O documentário de Francisca Marvão foi apresentado no Indie Lisboa, estamos a caminhar para 3 anos, e será agora introduzido ao streaming pela mão da FilmIn, o que não deixa de ser curioso para um filme que claramente mergulha num género que depende da reinvenção constante para sobreviver, ser no fim trazido ao público geral através do tipo de plataforma que veio reinventar a forma como consumimos o cinema.
A nova vida dada a Ela é uma Música e a outros filmes como este, construídos com recursos escassos e uma gigante paixão, é talvez o maior argumento a favor destes serviços na discussão que opõe o streaming às salas de cinema, e que parece não ter fim à vista, muito menos consenso. Felizmente, este documentário que se propõe a cartografar o caminho percorrido pelo rock feito no feminino desde os primeiros passos de Zurita Oliveira nos anos 60′ até à modernidade quase anárquica das Panela Depressão ou Clementine, e que conta com vozes como Lena D’Água, Xana dos Rádio Macau, Ana Deus dos Três Tigres Tristes ou Ana da Silva das The Raincoats para contar as suas histórias.
A verdade é que documentários talking heads, quando protagonizados por intervenientes, não só batidos no assunto, mas verdadeiramente apaixonados por este, tornam até uma conversa sobre selos postais dos anos 40’ algo aceitavelmente watchable. Já Ela é uma Música traz as suas vozes para cafés típicos com pão, queijo, álcool e uma bagagem de nostalgia e otimismo para com o futuro, que se torna muito mais que um filme com um tema central interessante, mas também uma viagem pelas memórias que a história coletiva apagou, como tantas vezes aconteceu a grupos artísticos de diferentes mediums que não fossem constituídos por homens brancos cis.
Não é por acaso que diversas vezes estas mulheres se referem ao rock como um símbolo de desobediência juvenil e de emancipação das imposições sociais que as rodeavam em casa e fora dela, maioritariamente das vozes mais velhas, abrindo-se espaço para a reflexão do porquê das mulheres abandonarem as bandas com maior frequência que os homens, com explicação simples quando olhamos para a diferença de expectativas sociais entre géneros e que várias vezes as caras que passam pelo filme vêm lembrar com um misto de frustração e resignação para com uma realidade que por si só já nasce desequilibrada. Há também uma espécie de paralelo com a nova geração de mulheres de guitarras em punho que continuam a lidar exatamente com o mesmo “jogo viciado” quase 60 anos depois da entrada do rock na cena portuguesa, embora haja algo profundamente otimista em ver artistas longe de estarem em espaços de privilégio a tentarem combinar um ensaio a meio da semana quase num sistema de batalha naval para perceber como contornar os horários de trabalho de todos os elementos. É a música como forma de escape e de resistência para com um sistema que não lhes é gentil, mas que não parece desencorajar nenhum dos brilhantes talentos musicais com que Francisca Marvão nos presenteia e que vão aparecendo nos intervalos dos relatos que vamos recebendo durante a hora e meia de duração de Ela é uma Música.

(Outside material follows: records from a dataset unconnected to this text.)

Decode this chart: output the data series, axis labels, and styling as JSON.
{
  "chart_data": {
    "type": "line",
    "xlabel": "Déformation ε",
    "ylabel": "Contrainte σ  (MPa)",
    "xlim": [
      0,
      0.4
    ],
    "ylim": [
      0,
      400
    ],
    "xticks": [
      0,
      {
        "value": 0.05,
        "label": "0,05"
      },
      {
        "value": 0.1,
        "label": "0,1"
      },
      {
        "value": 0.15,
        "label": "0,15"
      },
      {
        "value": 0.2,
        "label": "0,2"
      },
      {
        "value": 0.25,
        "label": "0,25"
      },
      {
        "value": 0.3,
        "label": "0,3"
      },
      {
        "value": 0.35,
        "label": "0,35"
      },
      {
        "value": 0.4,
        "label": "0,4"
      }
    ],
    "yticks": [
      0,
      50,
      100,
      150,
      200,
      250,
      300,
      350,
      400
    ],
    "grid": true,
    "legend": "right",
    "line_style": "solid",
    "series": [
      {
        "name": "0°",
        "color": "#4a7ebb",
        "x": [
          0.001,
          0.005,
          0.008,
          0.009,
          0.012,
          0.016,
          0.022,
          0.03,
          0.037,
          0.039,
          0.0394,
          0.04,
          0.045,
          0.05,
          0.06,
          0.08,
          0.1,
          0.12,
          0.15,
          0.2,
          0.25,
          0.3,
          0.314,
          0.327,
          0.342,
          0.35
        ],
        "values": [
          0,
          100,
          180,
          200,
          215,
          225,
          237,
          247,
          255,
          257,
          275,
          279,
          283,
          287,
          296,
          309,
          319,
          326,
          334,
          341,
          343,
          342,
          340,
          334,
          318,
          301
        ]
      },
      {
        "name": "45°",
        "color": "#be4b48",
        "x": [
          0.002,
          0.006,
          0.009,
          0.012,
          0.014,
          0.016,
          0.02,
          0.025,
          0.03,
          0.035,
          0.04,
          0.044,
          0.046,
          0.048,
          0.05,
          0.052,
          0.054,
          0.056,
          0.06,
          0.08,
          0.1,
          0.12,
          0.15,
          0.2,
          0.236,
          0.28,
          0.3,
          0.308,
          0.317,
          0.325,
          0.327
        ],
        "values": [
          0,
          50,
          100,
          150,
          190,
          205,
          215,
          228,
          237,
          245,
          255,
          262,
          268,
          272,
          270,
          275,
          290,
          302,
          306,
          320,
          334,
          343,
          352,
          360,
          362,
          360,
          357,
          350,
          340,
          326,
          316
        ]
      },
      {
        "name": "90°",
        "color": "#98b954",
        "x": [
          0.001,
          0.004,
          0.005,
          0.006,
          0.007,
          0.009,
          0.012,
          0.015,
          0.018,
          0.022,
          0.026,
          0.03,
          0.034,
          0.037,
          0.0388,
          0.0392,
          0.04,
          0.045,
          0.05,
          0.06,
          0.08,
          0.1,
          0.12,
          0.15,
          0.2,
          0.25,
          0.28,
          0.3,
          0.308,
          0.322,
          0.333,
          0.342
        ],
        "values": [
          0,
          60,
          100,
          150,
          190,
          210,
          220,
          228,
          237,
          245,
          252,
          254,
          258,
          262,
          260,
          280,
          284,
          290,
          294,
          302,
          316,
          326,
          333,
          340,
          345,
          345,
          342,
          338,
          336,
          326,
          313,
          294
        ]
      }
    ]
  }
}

É um documentário que podia parecer consideravelmente deprimente pois a História feita por mulheres nas artes (ou em qualquer outra coisa se quisermos ir por aí) é uma História que o mundo social quis apagar e o filme podia facilmente ter olhado para estes períodos e dizer “já viram o que podia ter sido?”. Não seria um pior filme por isso, e há garantidamente também um lugar para isso dentro de Ela é uma Música, no entanto é bem mais do que isso. É um filme que não olha para o passado do rock de forma ressentida, mas sim como um conto agridoce feito de memórias bonitas envoltas em suor, amplificadores, desafios e sonhos perdidos, e escolhe celebrá-los de forma boémia enquanto olha para “as mulheres do Futuro”, como diz Marvão, e lhes diz “agora são vocês”.
“As pessoas interessam-se” diz Cláudia Guerreiro dos Linda Martini, e filmes como Ela é uma Música, estejam eles no streaming ou nas salas, garantidamente fazem-nos interessar.